Friday, November 23, 2012

Contrasts

Second to the Edinburgh Castle, the Scott Monument dominates the centre of Edinburgh. In the two weeks leading up to Remembrance Day on Sunday 11th November, I noticed that the garden around the monument, was gradually populated with little crosses, each bearing a poppy. Each cross was reverently placed into the soft turf by volunteers, and every now and again there were signs denoting a particular area in memory of the fallen for a region, a battalion or other special group. Visitors wandered around the paths, obviously moved by the display.

For at least a week the air was filled with the sounds of mournful bagpipes as volunteer pipers busked for donations towards the poppy appeal (www.poppyscotland.org.uk). Bus shelters showed pictures of injured soldiers, kilts became commonplace, and even the homeless begging on the streets changed their cardboard signs to indicate they were returned soldiers.

The day culminated in marches, the obligatory minute's silence, and even more proudly-worn kilts and knobbly knees. I was impressed just how the spirit of sacrifice was observed, how seriously it was taken, how reverently people remembered the fallen. I confess I was out on the water at 11am that day, and too busy trying to get the jib trimmed just right...

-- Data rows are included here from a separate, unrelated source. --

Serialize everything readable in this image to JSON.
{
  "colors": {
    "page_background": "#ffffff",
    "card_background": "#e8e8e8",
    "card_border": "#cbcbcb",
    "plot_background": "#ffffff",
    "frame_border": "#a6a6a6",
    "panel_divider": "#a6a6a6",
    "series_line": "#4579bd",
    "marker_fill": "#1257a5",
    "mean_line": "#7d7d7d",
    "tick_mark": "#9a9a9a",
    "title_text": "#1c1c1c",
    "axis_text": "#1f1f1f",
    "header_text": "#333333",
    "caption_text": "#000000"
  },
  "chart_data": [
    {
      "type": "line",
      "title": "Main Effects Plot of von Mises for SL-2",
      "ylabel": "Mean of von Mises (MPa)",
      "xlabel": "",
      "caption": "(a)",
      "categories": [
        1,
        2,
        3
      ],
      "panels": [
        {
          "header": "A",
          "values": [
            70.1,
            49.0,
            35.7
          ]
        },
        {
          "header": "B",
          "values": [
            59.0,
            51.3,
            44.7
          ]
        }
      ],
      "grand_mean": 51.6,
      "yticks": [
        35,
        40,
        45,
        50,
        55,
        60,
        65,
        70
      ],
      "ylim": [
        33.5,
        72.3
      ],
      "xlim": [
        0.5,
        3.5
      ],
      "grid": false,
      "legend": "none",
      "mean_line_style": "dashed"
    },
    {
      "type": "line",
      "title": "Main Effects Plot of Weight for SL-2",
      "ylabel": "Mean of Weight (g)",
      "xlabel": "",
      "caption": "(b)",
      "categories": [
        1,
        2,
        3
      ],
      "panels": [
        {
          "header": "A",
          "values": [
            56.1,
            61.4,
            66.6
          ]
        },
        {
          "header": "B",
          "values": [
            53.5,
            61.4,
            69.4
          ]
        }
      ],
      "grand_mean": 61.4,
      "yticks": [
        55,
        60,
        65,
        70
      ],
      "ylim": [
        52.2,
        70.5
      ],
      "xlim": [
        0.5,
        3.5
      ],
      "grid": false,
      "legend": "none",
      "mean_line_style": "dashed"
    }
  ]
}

Imagine my surprise the day after when I alighted the 26 Clerton-bound bus outside the Scott Monument to see cardboard boxes strewn around the grass, with those tenderly placed crosses being unceremoniously rooted out of the ground and dumped into the boxes. I paused in astonishment to confirm that there was definitely no reverence, tenderness or respect. They had done their job and it was time to dispose of them. I was, to say the least, surprised.

The following day, the bus I was on followed into town what appeared to be a fairground truck carrying a carousel. As the bus ground to a halt outside the Scott Monument I realised that the carousel truck was turning into the monument gardens ahead of us. When I looked further I noticed that not only was the carousel truck in the gardens, but that all the garden benches had been collected into a pile, and there were collections of panels, portable toilets, and more machinery all over the gardens. As the next few days progressed a massive Ferris Wheel took shape alongside the monument, as well as various other fairground attractions.


I was quite literally gob-smacked. All the reverence and care leading up to Remembrance Day was wiped out within a few hours and replaced with - frivolity? 

It has taken me a while to get my head around it. At one level it seemed something akin to sacrilege to treat the gardens in such diametrically opposed ways. I have come to resolve it as a powerful demonstration of what has been made possible through the soldiers' sacrifice: peace in this country, and the freedom and safety to enjoy oneself. I'm not sure what you make of this tale. Perhaps others will have perspectives that help me understand it further.